IN
and EXISTS
often produce the same result, but when negated and dealing with NULL
values, they behave differently.
Let's see an example, assume we have these two tables:
orders
order_id | customer_id | amount |
---|---|---|
1 | 100 | 50.00 |
2 | 101 | 75.00 |
3 | 102 | 30.00 |
4 | NULL | 20.00 |
customers
customer_id | name |
---|---|
100 | Bob |
101 | Alice |
102 | Martha |
NULL | John |
Ignore the fact that a well formed customers table would need to have the id always specified and ideally as a constraint. This is just an example.

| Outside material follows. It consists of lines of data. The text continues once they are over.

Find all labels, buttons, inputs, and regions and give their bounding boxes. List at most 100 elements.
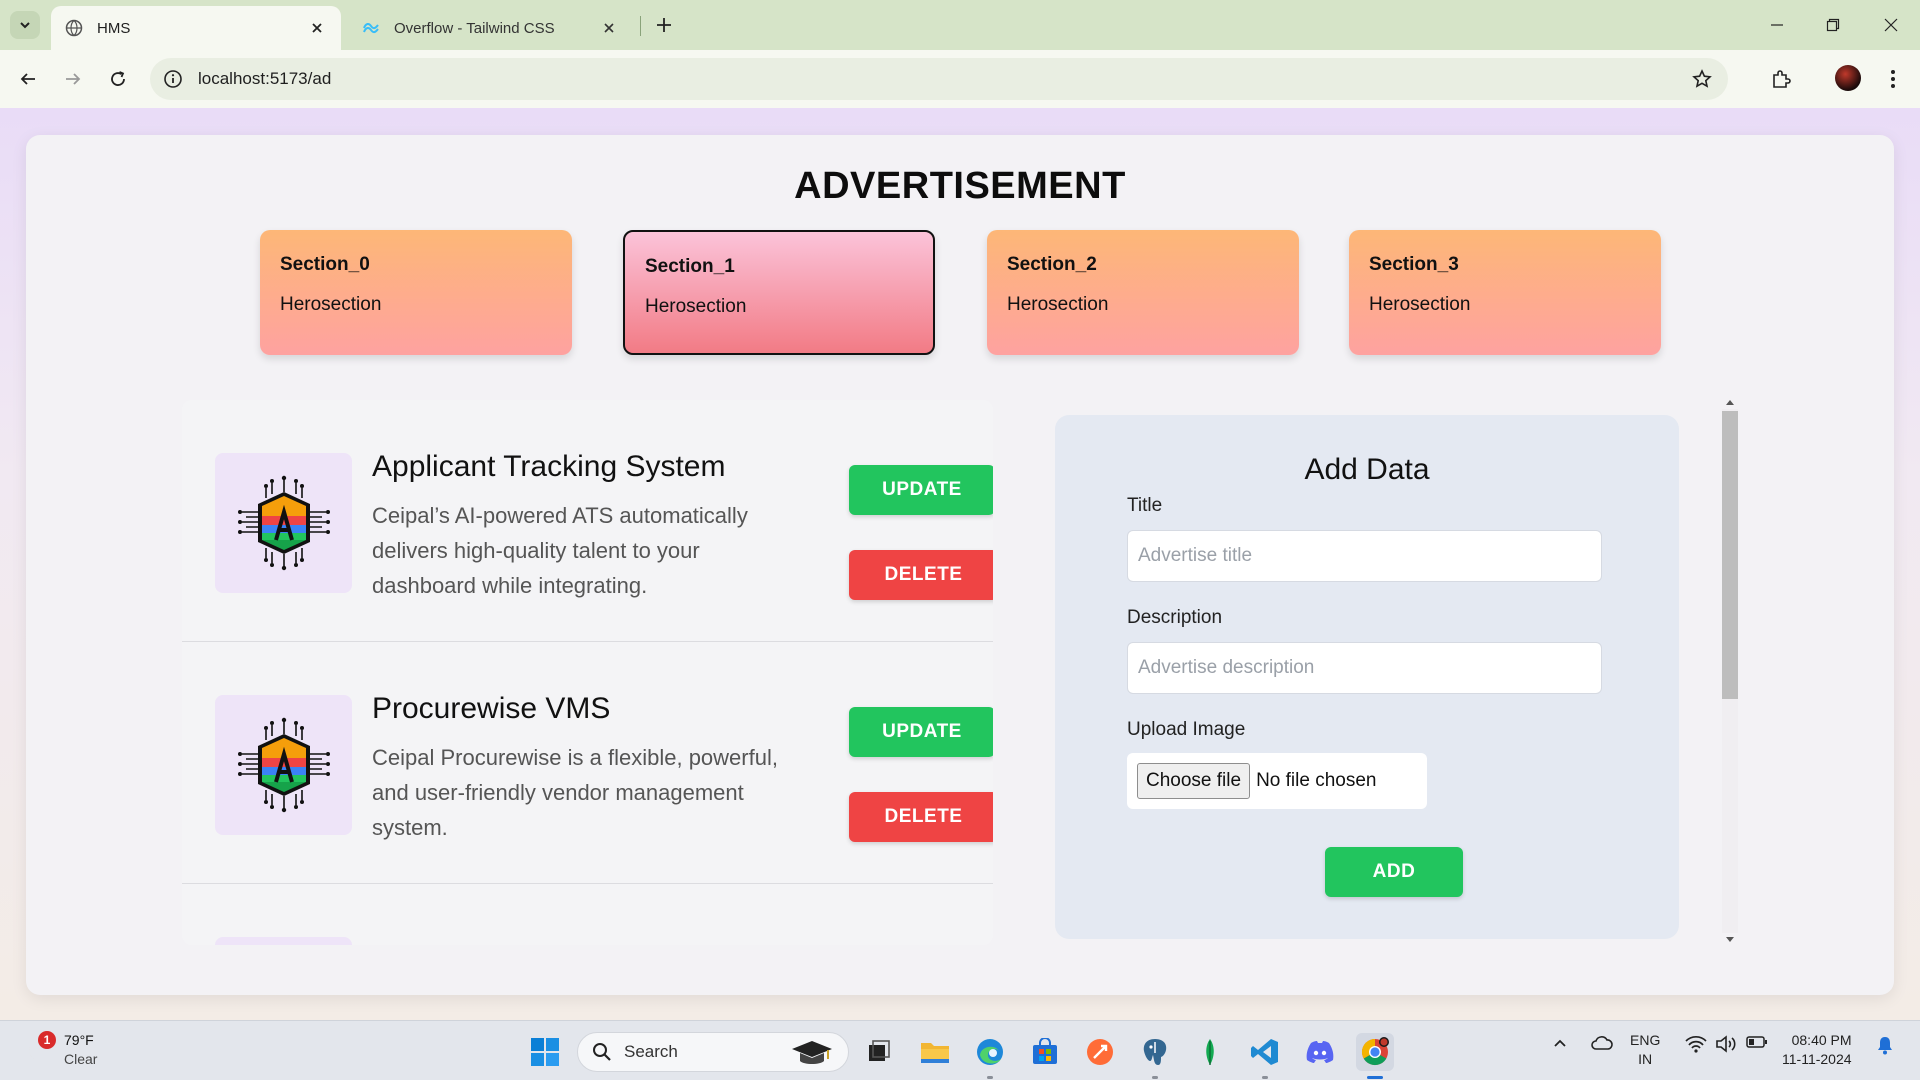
scroll-up-arrow-icon[interactable] — [1725, 397, 1735, 407]
file-explorer-icon[interactable] — [916, 1033, 954, 1071]
section-name: Section_0 — [280, 254, 370, 275]
running-indicator — [987, 1076, 993, 1079]
start-button[interactable] — [526, 1033, 564, 1071]
weather-temperature: 79°F — [64, 1032, 94, 1048]
ad-thumbnail — [215, 695, 352, 835]
notification-bell-icon[interactable] — [1876, 1035, 1894, 1055]
browser-tabstrip: HMS Overflow - Tailwind CSS — [0, 0, 1920, 50]
upload-image-label: Upload Image — [1127, 719, 1246, 740]
section-name: Section_3 — [1369, 254, 1459, 275]
close-icon[interactable] — [307, 18, 327, 38]
onedrive-cloud-icon[interactable] — [1590, 1035, 1614, 1051]
title-input[interactable] — [1127, 530, 1602, 582]
form-title: Add Data — [1304, 453, 1430, 486]
restore-button[interactable] — [1818, 10, 1848, 40]
title-label: Title — [1127, 495, 1163, 516]
add-button[interactable]: ADD — [1325, 847, 1463, 897]
chevron-down-icon — [20, 22, 30, 29]
url-text: localhost:5173/ad — [198, 69, 332, 88]
language-code: ENG — [1630, 1032, 1661, 1048]
update-button[interactable]: UPDATE — [849, 465, 993, 515]
advertisement-list: Applicant Tracking System Ceipal’s AI-po… — [182, 400, 993, 945]
chevron-up-icon[interactable] — [1552, 1035, 1568, 1051]
scroll-down-arrow-icon[interactable] — [1725, 935, 1735, 945]
reload-button[interactable] — [102, 63, 134, 95]
volume-icon[interactable] — [1715, 1035, 1737, 1053]
section-card-3[interactable]: Section_3 Herosection — [1349, 230, 1661, 355]
extensions-button[interactable] — [1766, 64, 1796, 94]
description-input[interactable] — [1127, 642, 1602, 694]
minimize-icon — [1771, 24, 1783, 26]
scrollbar[interactable] — [1720, 397, 1740, 947]
discord-icon[interactable] — [1301, 1033, 1339, 1071]
puzzle-icon — [1773, 70, 1791, 88]
tab-title: HMS — [97, 19, 131, 37]
ai-chip-logo-icon — [237, 475, 330, 571]
tailwind-logo-icon — [362, 19, 380, 37]
profile-avatar[interactable] — [1835, 65, 1861, 91]
weather-moon-icon: 1 — [24, 1031, 56, 1065]
delete-button[interactable]: DELETE — [849, 792, 993, 842]
tab-hms[interactable]: HMS — [51, 6, 341, 50]
weather-widget[interactable]: 1 79°F Clear — [24, 1031, 97, 1069]
browser-menu-button[interactable] — [1878, 64, 1908, 94]
file-input: Choose file No file chosen — [1127, 753, 1427, 809]
clock-date: 11-11-2024 — [1782, 1051, 1852, 1067]
reload-icon — [111, 71, 125, 86]
address-bar[interactable]: localhost:5173/ad — [150, 58, 1728, 100]
ad-thumbnail — [215, 453, 352, 593]
section-card-0[interactable]: Section_0 Herosection — [260, 230, 572, 355]
windows-taskbar: 1 79°F Clear Search ENG IN 08:40 PM 11-1… — [0, 1020, 1920, 1080]
choose-file-button[interactable]: Choose file — [1137, 763, 1251, 799]
tab-search-button[interactable] — [10, 11, 40, 39]
system-clock[interactable]: 08:40 PM 11-11-2024 — [1782, 1031, 1852, 1069]
weather-condition: Clear — [64, 1051, 98, 1067]
minimize-button[interactable] — [1762, 10, 1792, 40]
tab-separator — [640, 16, 641, 36]
description-label: Description — [1127, 607, 1223, 628]
ad-title: Procurewise VMS — [372, 692, 611, 725]
postgresql-icon[interactable] — [1136, 1033, 1174, 1079]
globe-icon — [65, 19, 83, 37]
scroll-thumb[interactable] — [1722, 411, 1738, 699]
file-status: No file chosen — [1256, 770, 1377, 791]
section-card-1[interactable]: Section_1 Herosection — [623, 230, 935, 355]
delete-button[interactable]: DELETE — [849, 550, 993, 600]
language-indicator[interactable]: ENG IN — [1630, 1031, 1660, 1069]
list-item: Procurewise VMS Ceipal Procurewise is a … — [182, 642, 993, 884]
new-tab-button[interactable] — [651, 12, 677, 38]
wifi-icon[interactable] — [1685, 1035, 1707, 1053]
ad-title: Applicant Tracking System — [372, 450, 726, 483]
forward-button[interactable] — [57, 63, 89, 95]
mongodb-compass-icon[interactable] — [1191, 1033, 1229, 1071]
site-info-icon[interactable] — [162, 68, 184, 90]
postman-icon[interactable] — [1081, 1033, 1119, 1071]
update-button[interactable]: UPDATE — [849, 707, 993, 757]
bookmark-star-icon[interactable] — [1688, 65, 1716, 93]
section-name: Section_1 — [645, 256, 735, 277]
vscode-icon[interactable] — [1246, 1033, 1284, 1079]
tab-title: Overflow - Tailwind CSS — [394, 19, 555, 37]
taskbar-search[interactable]: Search — [577, 1032, 849, 1072]
microsoft-store-icon[interactable] — [1026, 1033, 1064, 1071]
battery-icon[interactable] — [1746, 1035, 1768, 1049]
list-item: Applicant Tracking System Ceipal’s AI-po… — [182, 400, 993, 642]
search-icon — [593, 1043, 611, 1061]
page-viewport: ADVERTISEMENT Section_0 Herosection Sect… — [0, 108, 1920, 1020]
tab-overflow-tailwind[interactable]: Overflow - Tailwind CSS — [348, 6, 633, 50]
section-card-2[interactable]: Section_2 Herosection — [987, 230, 1299, 355]
ad-description: Ceipal Procurewise is a flexible, powerf… — [372, 745, 778, 840]
region-code: IN — [1638, 1051, 1653, 1067]
chrome-icon[interactable] — [1356, 1033, 1394, 1079]
section-type: Herosection — [1369, 294, 1471, 315]
edge-browser-icon[interactable] — [971, 1033, 1009, 1079]
ai-chip-logo-icon — [237, 717, 330, 813]
close-window-button[interactable] — [1876, 10, 1906, 40]
add-data-form: Add Data Title Description Upload Image … — [1055, 415, 1679, 939]
kebab-menu-icon — [1891, 70, 1895, 88]
task-view-icon[interactable] — [860, 1033, 898, 1071]
arrow-left-icon — [20, 73, 35, 85]
back-button[interactable] — [12, 63, 44, 95]
close-icon[interactable] — [599, 18, 619, 38]
clock-time: 08:40 PM — [1791, 1032, 1852, 1048]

Now, let’s say we want to find orders where the customer_id is not present in the customers table.
Using NOT EXISTS
we would write something like:
SELECT *
FROM orders o
WHERE NOT EXISTS (SELECT 1 FROM customers c WHERE c.customer_id = o.customer_id);
The output, would probably be what we expect:
order_id | customer_id | amount |
---|---|---|
4 | NULL | 20.00 |
Using NOT IN
we would write something like:
SELECT *
FROM orders
WHERE customer_id NOT IN (SELECT customer_id FROM customers);
The output here will be empty!
When we use NOT IN
, SQL checks each value in the orders table against the list of values returned by the subquery. If any value in the subquery result is NULL
, the entire NOT IN
comparison will result in NULL
for each row in the orders table. This is because any comparison with NULL
yields NULL
and NOT IN
needs all comparisons to be TRUE
for a row to be included in the result.
This is not a problem with NOT EXISTS
, because the NOT EXISTS
clause checks for the non-existence of rows that meet the criteria specified in the subquery. It does not perform direct comparisons with NULL
in the same way NOT IN
does. Instead, it simply checks if there are any rows that match the condition. If no such rows exist, the condition is true.